A palindrome is a positive integer whose digits are the same when read forwards or backwards. There are pairs of four digits palindrome whose sum is a five digits palindrome. One such pair is 2882 and 9339. How many such pairs are there?

1 Answer
Dec 18, 2017

There are 72 ordered pairs or 36 unordered pairs.

Explanation:

The first palindrome is
#1000a+100b+10b+a=1001a+110b#
and the second is
#1001c+110d#
where #a,b,c,d# are digits and #a,c!=0#

The sum #1001(a+c)+110(b+d)# has 5 digits and first digit is at most 1 (even if #a,b,c,d# are all 9).

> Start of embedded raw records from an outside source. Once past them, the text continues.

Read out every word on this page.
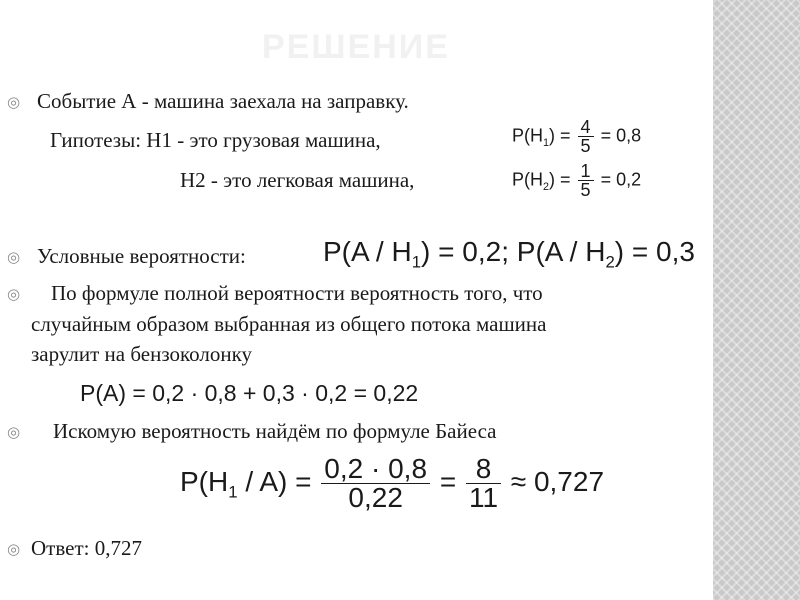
РЕШЕНИЕ
◎ Событие А - машина заехала на заправку.
Гипотезы: Н1 - это грузовая машина,
Н2 - это легковая машина,
$P(H_1) = \frac{4}{5} = 0,8$
$P(H_2) = \frac{1}{5} = 0,2$
◎ Условные вероятности:	$P(A / H_1) = 0,2$; $P(A / H_2) = 0,3$
◎ По формуле полной вероятности вероятность того, что
случайным образом выбранная из общего потока машина
зарулит на бензоколонку
P(A) = 0,2 · 0,8 + 0,3 · 0,2 = 0,22
◎ Искомую вероятность найдём по формуле Байеса
$P(H_1 / A) = \frac{0,2 \cdot 0,8}{0,22} = \frac{8}{11} \approx 0,727$
◎ Ответ: 0,727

It means that last digit is also 1.

Therefore #a+c=1# or #a+c=11#, but it can't be 1, because both #a# and #c# are nonzero. Thus #a+c=11#.
Plugging it in the expression gives #11011+110(b+d)#

Now there are a few possibilities:

  • for #b+d=0# it's a palindrome (it basically means, that #b=d=0#)
  • for #1<=b+d<=8# it's not a palindrome (try it)
  • for #b+d=9# it's 11011+990=12001, not a palindrome

Now we can see that adding 110 again and again gives a palindrome 12221 at #b+d=11# and reaches 12991 for #b+d=18#.

There's 8 ordered pairs of digits that satisfy x+y=11. (try counting from 2+9 to 9+2). For our palindromes there are two solutions:
#a+c=11,b=d=0#
or
#a+c=b+d=11#
The first one has 8 possibilities, and the second has #8*8=64# possibilities. that gives a total of 72 ordered pairs.

If we want unordered pairs we must divide this number by 2. (The procedure would be more sophisticated when there are pairs of equal palindromes, but it's not possible in this scenario, because sum is odd)

You can see your example 2882+9339=12221 belongs to the second category.